Sigmoid 函数和 Logistic 回归分类器
最优化理论初步
梯度下降最优化算法
数据中的缺失处理

基于Logistic 回归和 Sigmoid 函数的分类

Sigmoid 函数 :

$\sigma(x)=\frac{1}{1+e^{-x}}$

性质:

$\sigma^{\prime}(x)=\frac{e^{-x}}{\left(1+e^{-x}\right)^{2}}=\sigma(x)(1-\sigma(x))$

画一下sigmoid 的图像

import matplotlib.pyplot as plt
import numpy as np

x = np.linspace(-5, 5)
sigmoid = 1 / (1 + np.exp(-x))

fig = plt.figure()
plt.subplots(figsize=(4,6))
ax1 = plt.subplot(2,1,1)

plt.plot(x,sigmoid,color='black')
ax1.set_xlabel("$x$")
ax1.set_ylabel("$\mathrm{sigmoid(\mathbf{x})}$")

x = np.linspace(-60, 60, 100)
sigmoid = 1 / (1 + np.exp(-x))
ax2 = plt.subplot(2,1,2)
plt.plot(x, sigmoid)
ax2.set_xlabel("$x$")
ax2.set_ylabel("$\mathrm{sigmoid(\mathbf{x})}$")

plt.show()

机器学习实战 -- 逻辑回归_缺失值_03

基于最优化方法的最佳回归系数确定

Sigmoid 函数的输入记为 z , 则

$z = w_{0}x_{0} + w_{1}x_{1} +w_{2}x_{2} + ... + w_{n}x_{n}$

写成向量就是

$z = w^{T}x$

. 其中 w 就是我们要求得参数 ,x 是我们输入的数据。
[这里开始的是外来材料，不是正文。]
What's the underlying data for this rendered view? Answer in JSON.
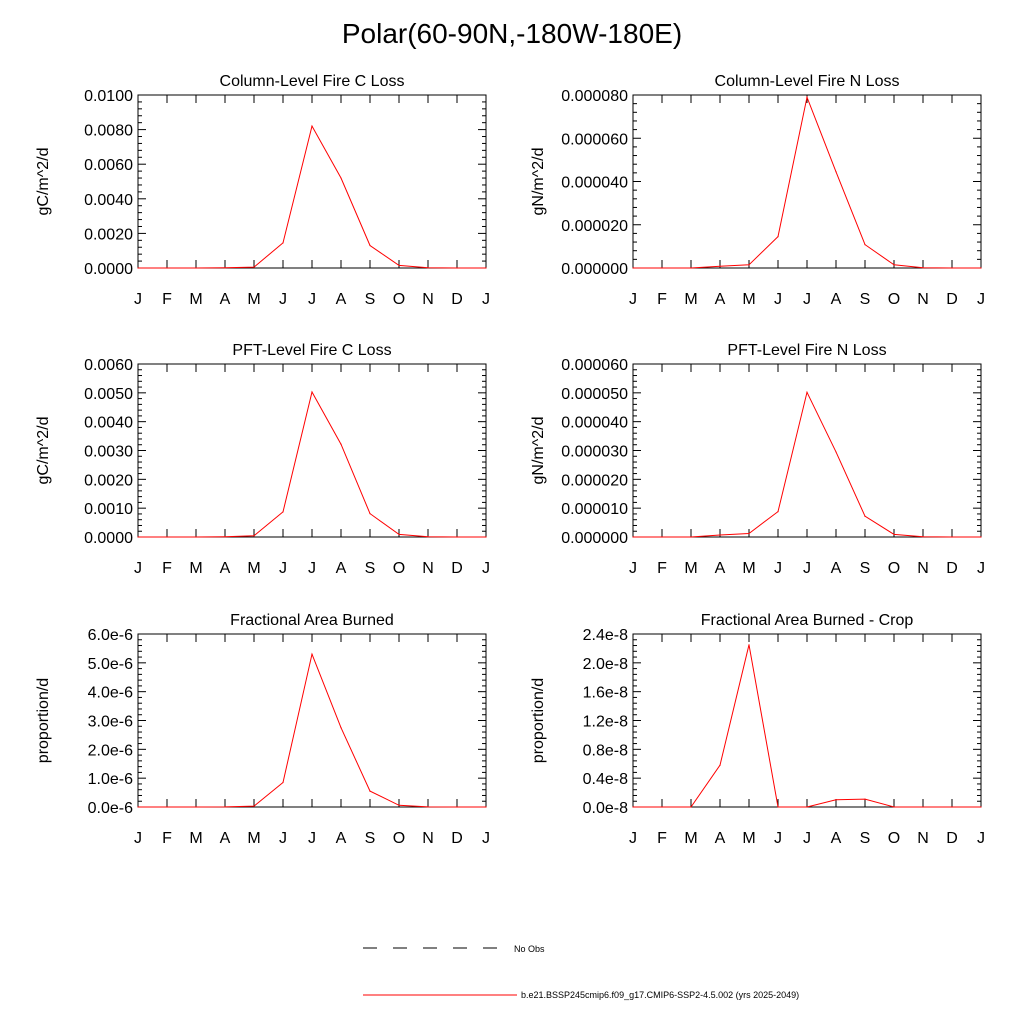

为了求w ,我们采用梯度上升算法, 和梯度下降算法相似。

梯度提升算法

$\mathbf{w} :=\mathbf{w}+\alpha \nabla_{\mathbf{w}} f(\mathbf{w})$

其中

$\alpha$

是学习率(学习步长) , 梯度下降

$\alpha$

前是减号 ,

梯度上升算法用来求函数的最大值 ,梯度下降用来求函数的最小值

训练：利用梯度提升寻找最优参数

import numpy as np

with open("./testSet.txt", "r") as fr:
    data = fr.readlines()

lstData = []
for strLine in data:
    lstData.append([float(item) for item in strLine.strip().split("\t")])

arrData = np.array(lstData)

fig = plt.figure()
ax = fig.add_subplot(111)
ax.scatter(x=arrData[:, 0], y=arrData[:, 1], c=15.0 * arrData[:, 2])
#ax.legend()
plt.show()

数据可视化

机器学习实战 -- 逻辑回归_数据_09

import matplotlib.pyplot as plt
import numpy as np

def loadDataSet(filename,delim='\t') :
    dataMat = []
    labelMat = []
    with open(filename,'r') as fr :
        for line in fr.readlines() :
            lineArr = line.strip().split()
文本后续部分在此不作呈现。